因果の「因」は事の起こるもと、「果」は原因があって生じるもを表し、因果とは原因と結果を意味する言葉です。特に仏教用語として用いられる場合は、前世や過去の悪業の報いとして現在の不幸があるとする考えを指します。また、宿命的に不運な状況におかれているさまも意味する言葉です。

「因果応報」の意味

上記の例文にある「因果応報」とは、仏教で、前世やその人の過去の行いが原因で、さまざまの結果を報いとして受けることを意味します。善因には富楽などの善果を受け、悪因には貧苦などの悪果を受けることを表しますが、現在では悪因悪果の意で用いることが多い四字熟語です。

「因果律」の意味

因果を用いた日本語には「因果律」があります。「因果律」とは、哲学で、すべての事象は必ずある原因によって起こり、原因なしには何も起こらないという原理のことです。また、物理学では、ある時点の系の状態が与えられると、それ以後あるいは以前の系の状態が決定するという法則を意味します。

因果の対義語

因果の対義語・反対語としては、運がよいことや巡りあわせがよいさまを意味する「幸運」などがあります。

因果の類語

因果の類語・類義語としては、ゆかりや関係を意味する「由縁」、前世の善悪の行為によって現世で受ける報いを意味する「業」、 物事が起こったわけや理由を意味する「いわれ」、運がないことや不幸せを意味する「非運」などがあります。

因縁の意味

因縁とは

因縁とは、 仏語で、物事が生じる直接の力である因と、それを助ける間接の条件である縁ですべての物事はこの二つの働きによって起こることを意味しています。
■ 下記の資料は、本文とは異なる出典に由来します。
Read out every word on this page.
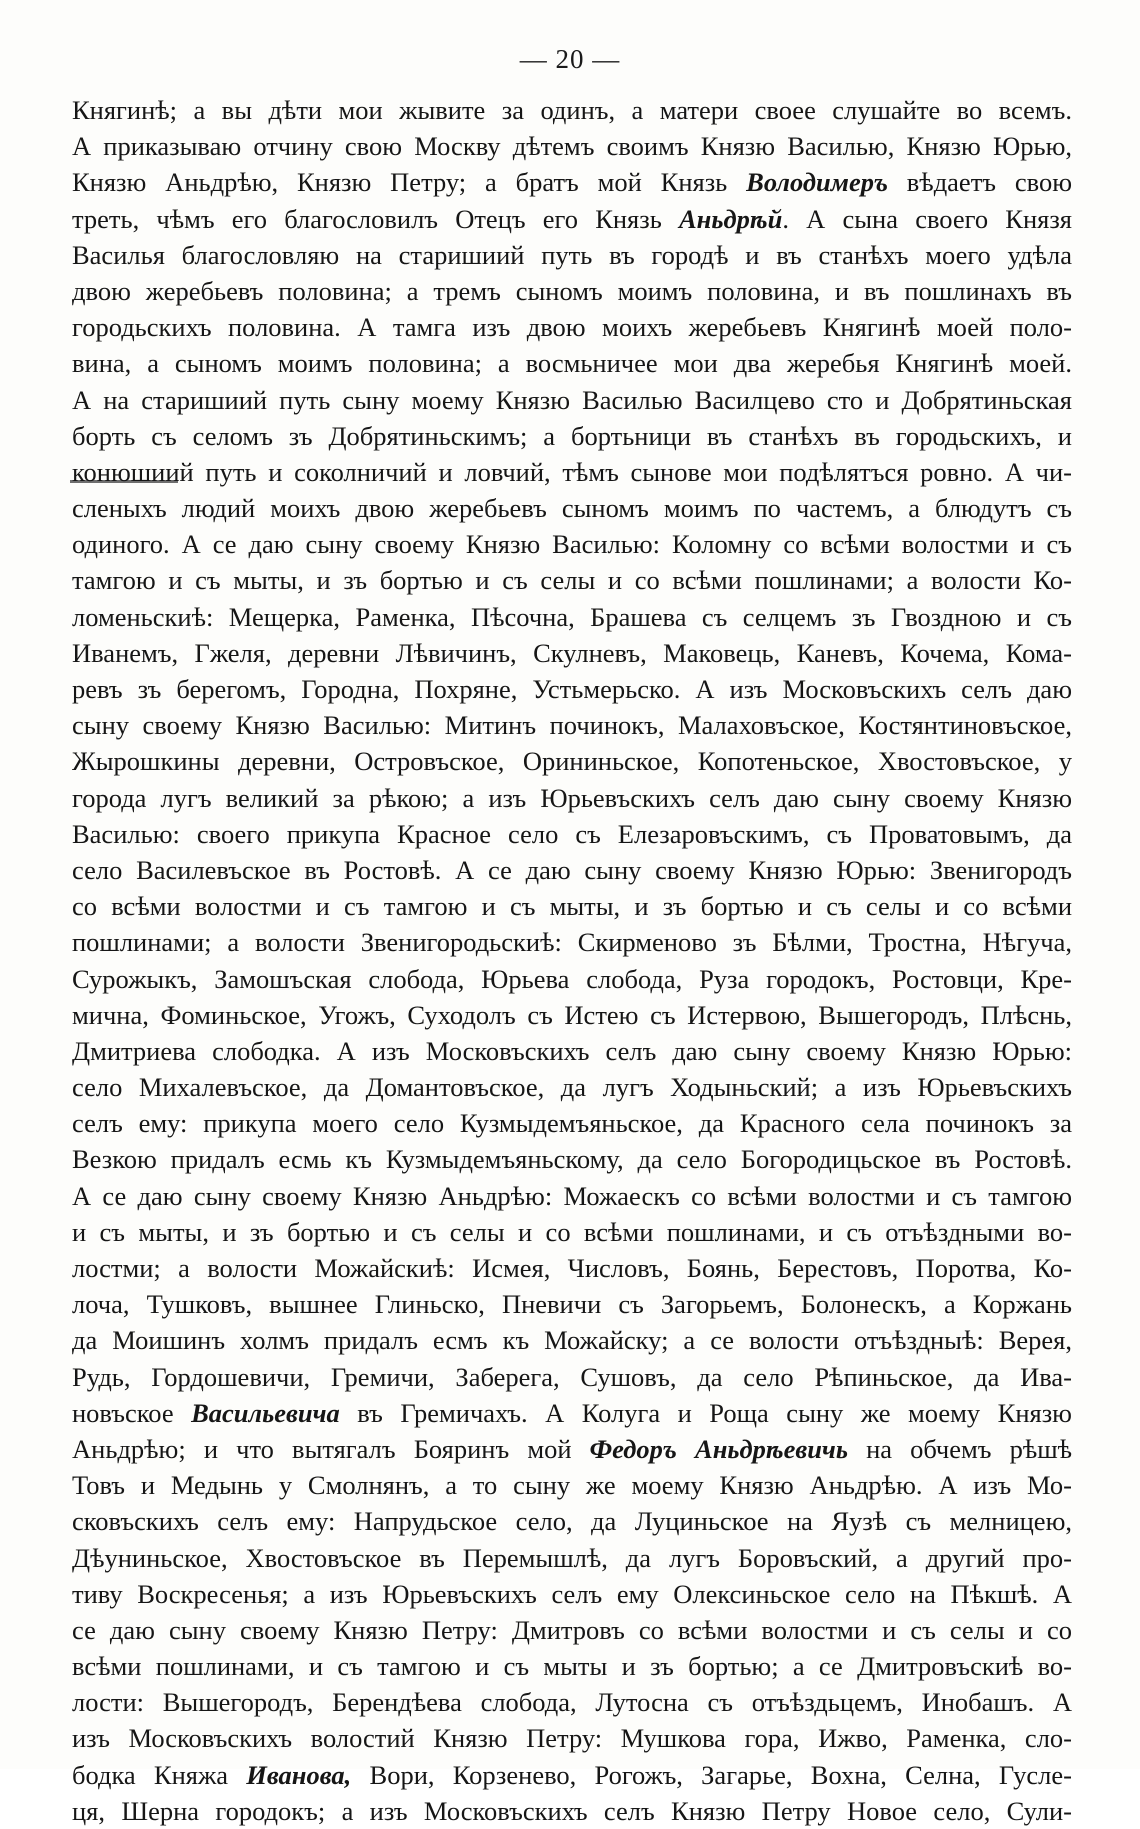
— 20 —
Княгинѣ; а вы дѣти мои жывите за одинъ, а матери своее слушайте во всемъ.
А приказываю отчину свою Москву дѣтемъ своимъ Князю Василью, Князю Юрью,
Князю Аньдрѣю, Князю Петру; а братъ мой Князь Володимеръ вѣдаетъ свою
треть, чѣмъ его благословилъ Отецъ его Князь Аньдрѣй. А сына своего Князя
Василья благословляю на старишиий путь въ городѣ и въ станѣхъ моего удѣла
двою жеребьевъ половина; а тремъ сыномъ моимъ половина, и въ пошлинахъ въ
городьскихъ половина. А тамга изъ двою моихъ жеребьевъ Княгинѣ моей поло-
вина, а сыномъ моимъ половина; а восмьничее мои два жеребья Княгинѣ моей.
А на старишиий путь сыну моему Князю Василью Василцево сто и Добрятиньская
борть съ селомъ зъ Добрятиньскимъ; а бортьници въ станѣхъ въ городьскихъ, и
конюшиий путь и соколничий и ловчий, тѣмъ сынове мои подѣлятъся ровно. А чи-
сленыхъ людий моихъ двою жеребьевъ сыномъ моимъ по частемъ, а блюдутъ съ
одиного. А се даю сыну своему Князю Василью: Коломну со всѣми волостми и съ
тамгою и съ мыты, и зъ бортью и съ селы и со всѣми пошлинами; а волости Ко-
ломеньскиѣ: Мещерка, Раменка, Пѣсочна, Брашева съ селцемъ зъ Гвоздною и съ
Иванемъ, Гжеля, деревни Лѣвичинъ, Скулневъ, Маковець, Каневъ, Кочема, Кома-
ревъ зъ берегомъ, Городна, Похряне, Устьмерьско. А изъ Московъскихъ селъ даю
сыну своему Князю Василью: Митинъ починокъ, Малаховъское, Костянтиновъское,
Жырошкины деревни, Островъское, Орининьское, Копотеньское, Хвостовъское, у
города лугъ великий за рѣкою; а изъ Юрьевъскихъ селъ даю сыну своему Князю
Василью: своего прикупа Красное село съ Елезаровъскимъ, съ Проватовымъ, да
село Василевъское въ Ростовѣ. А се даю сыну своему Князю Юрью: Звенигородъ
со всѣми волостми и съ тамгою и съ мыты, и зъ бортью и съ селы и со всѣми
пошлинами; а волости Звенигородьскиѣ: Скирменово зъ Бѣлми, Тростна, Нѣгуча,
Сурожыкъ, Замошъская слобода, Юрьева слобода, Руза городокъ, Ростовци, Кре-
мична, Фоминьское, Угожъ, Суходолъ съ Истею съ Истервою, Вышегородъ, Плѣснь,
Дмитриева слободка. А изъ Московъскихъ селъ даю сыну своему Князю Юрью:
село Михалевъское, да Домантовъское, да лугъ Ходыньский; а изъ Юрьевъскихъ
селъ ему: прикупа моего село Кузмыдемъяньское, да Красного села починокъ за
Везкою придалъ есмь къ Кузмыдемъяньскому, да село Богородицьское въ Ростовѣ.
А се даю сыну своему Князю Аньдрѣю: Можаескъ со всѣми волостми и съ тамгою
и съ мыты, и зъ бортью и съ селы и со всѣми пошлинами, и съ отъѣздными во-
лостми; а волости Можайскиѣ: Исмея, Числовъ, Боянь, Берестовъ, Поротва, Ко-
лоча, Тушковъ, вышнее Глиньско, Пневичи съ Загорьемъ, Болонескъ, а Коржань
да Моишинъ холмъ придалъ есмъ къ Можайску; а се волости отъѣздныѣ: Верея,
Рудь, Гордошевичи, Гремичи, Заберега, Сушовъ, да село Рѣпиньское, да Ива-
новъское Васильевича въ Гремичахъ. А Колуга и Роща сыну же моему Князю
Аньдрѣю; и что вытягалъ Бояринъ мой Федоръ Аньдрѣевичь на обчемъ рѣшѣ
Товъ и Медынь у Смолнянъ, а то сыну же моему Князю Аньдрѣю. А изъ Мо-
сковъскихъ селъ ему: Напрудьское село, да Луциньское на Яузѣ съ мелницею,
Дѣуниньское, Хвостовъское въ Перемышлѣ, да лугъ Боровъский, а другий про-
тиву Воскресенья; а изъ Юрьевъскихъ селъ ему Олексиньское село на Пѣкшѣ. А
се даю сыну своему Князю Петру: Дмитровъ со всѣми волостми и съ селы и со
всѣми пошлинами, и съ тамгою и съ мыты и зъ бортью; а се Дмитровъскиѣ во-
лости: Вышегородъ, Берендѣева слобода, Лутосна съ отъѣздьцемъ, Инобашъ. А
изъ Московъскихъ волостий Князю Петру: Мушкова гора, Ижво, Раменка, сло-
бодка Княжа Иванова, Вори, Корзенево, Рогожъ, Загарье, Вохна, Селна, Гусле-
ця, Шерна городокъ; а изъ Московъскихъ селъ Князю Петру Новое село, Сули-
その他にも、「前世から定まった運命」「以前からの関係」「物事の起こり、理由」「言いがかり」の意味も持っています。

表現方法は「過去の因縁」「因縁の相手」「前世の因縁」

過去の因縁」「因縁の相手」「前世の因縁」「因縁をつける」「因縁が深い」などが、因縁を使った一般的な言い回しです。

因縁の使い方

「お釈迦様は因縁生起を説きました」「因縁果報の原則を知っていますか」の文中で使われている因縁は「物事は因と縁の働きによって起こること」の意味で、「あなたとは何か因縁めいたものを感じます」の文中で使われている因縁は「前世から定まった運命」の意味で使われています。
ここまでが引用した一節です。